LA Music Review | Art, stories and advice

Raw, vulnerable and totally relatable!

Rating: 5 out of 5.

Indie-soul artist Raegan Sealy has released her latest single, “Killing Song,”

a ballad about coming to terms with the cracks in a relationship. Following the release of her debut single “Make ‘em Jealous“.

Taking inspiration from soul and classical harmonies, “Killing Song” is dominated by the violin and piano, whose melodies blend together in a delicate, poignant display of openness. In the song, Sealy lets listeners into her Harlem house, an intimate space of vulnerability inhabited by her and the mice that become a metaphor for a crumbling relationship in the song.

The striking exposure of this private emotional and physical sphere is concealed effortlessly by the song’s wit, full of wordplay.

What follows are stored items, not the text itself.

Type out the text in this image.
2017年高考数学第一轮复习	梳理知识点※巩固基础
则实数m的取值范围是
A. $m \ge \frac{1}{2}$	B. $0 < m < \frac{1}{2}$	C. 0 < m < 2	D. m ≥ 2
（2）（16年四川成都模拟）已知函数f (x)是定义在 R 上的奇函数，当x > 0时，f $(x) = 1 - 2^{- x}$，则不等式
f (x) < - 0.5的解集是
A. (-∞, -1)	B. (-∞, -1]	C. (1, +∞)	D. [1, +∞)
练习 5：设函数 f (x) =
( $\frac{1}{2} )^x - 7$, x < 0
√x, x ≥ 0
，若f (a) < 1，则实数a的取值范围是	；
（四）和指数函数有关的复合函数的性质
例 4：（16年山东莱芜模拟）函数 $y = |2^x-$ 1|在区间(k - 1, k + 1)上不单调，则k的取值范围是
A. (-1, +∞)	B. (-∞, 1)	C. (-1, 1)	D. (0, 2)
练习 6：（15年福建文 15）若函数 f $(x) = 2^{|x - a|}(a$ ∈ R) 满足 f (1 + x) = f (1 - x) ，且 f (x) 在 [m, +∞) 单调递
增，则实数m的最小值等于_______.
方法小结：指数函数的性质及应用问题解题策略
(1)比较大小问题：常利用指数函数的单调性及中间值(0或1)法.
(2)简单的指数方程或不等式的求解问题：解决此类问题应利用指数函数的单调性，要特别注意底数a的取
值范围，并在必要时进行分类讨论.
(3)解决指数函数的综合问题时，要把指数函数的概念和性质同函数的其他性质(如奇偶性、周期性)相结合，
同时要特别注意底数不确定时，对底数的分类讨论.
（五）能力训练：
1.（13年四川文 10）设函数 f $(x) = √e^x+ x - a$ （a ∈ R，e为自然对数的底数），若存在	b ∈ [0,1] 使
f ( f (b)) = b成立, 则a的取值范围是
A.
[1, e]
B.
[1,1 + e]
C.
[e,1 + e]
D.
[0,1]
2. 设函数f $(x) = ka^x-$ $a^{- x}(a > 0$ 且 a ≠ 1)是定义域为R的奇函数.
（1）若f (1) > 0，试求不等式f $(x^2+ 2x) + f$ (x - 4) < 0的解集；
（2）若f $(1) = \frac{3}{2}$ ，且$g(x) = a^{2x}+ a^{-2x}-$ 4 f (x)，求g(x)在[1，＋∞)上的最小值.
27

Coming to terms with the ultimate and inevitable downfall of a relationship, Sealy’s soul-pop vocals are equally soft-spoken and assertive, filling the oceans between the confidence and irony of her storytelling and the emotion-filled delivery of her performance.

Start streaming “Killing Song” here:

Rating: 5 out of 5.

The Brooklyn-based performer says “Killing Song” “is about all those little nagging problems in relationships that you know are there but don’t want to address – because you know that killing the problems will also kill the relationship.”

Opening a can of worms, Raegan Sealy uncovers these tiny problems, pulling a string and witnessing the entire ensemble unfold before her eyes as she dwells on the infestation of the “most adorable, tiny, destructive little metaphors.” Scouring every nook and cranny of the apartment, she finds herself alone at last – reveling in the finality of the situation. The track’s cinematic, orchestra-like arrangement sets the tone for this monumental, painstakingly stunning display of solitude. “Killing Song” was produced by Robin Buyer, who also produced her lead single “Make ‘em Jealous.”

The writing is on the wall in “Killing Song” – reflecting on turning points and the inevitability of turbulent situations bursting at the seams. Brimming with double entendres and poignant images of the artist’s independence and endurance to purify every corner, “Killing Song” is a strikingly grand performance of awareness and resilience.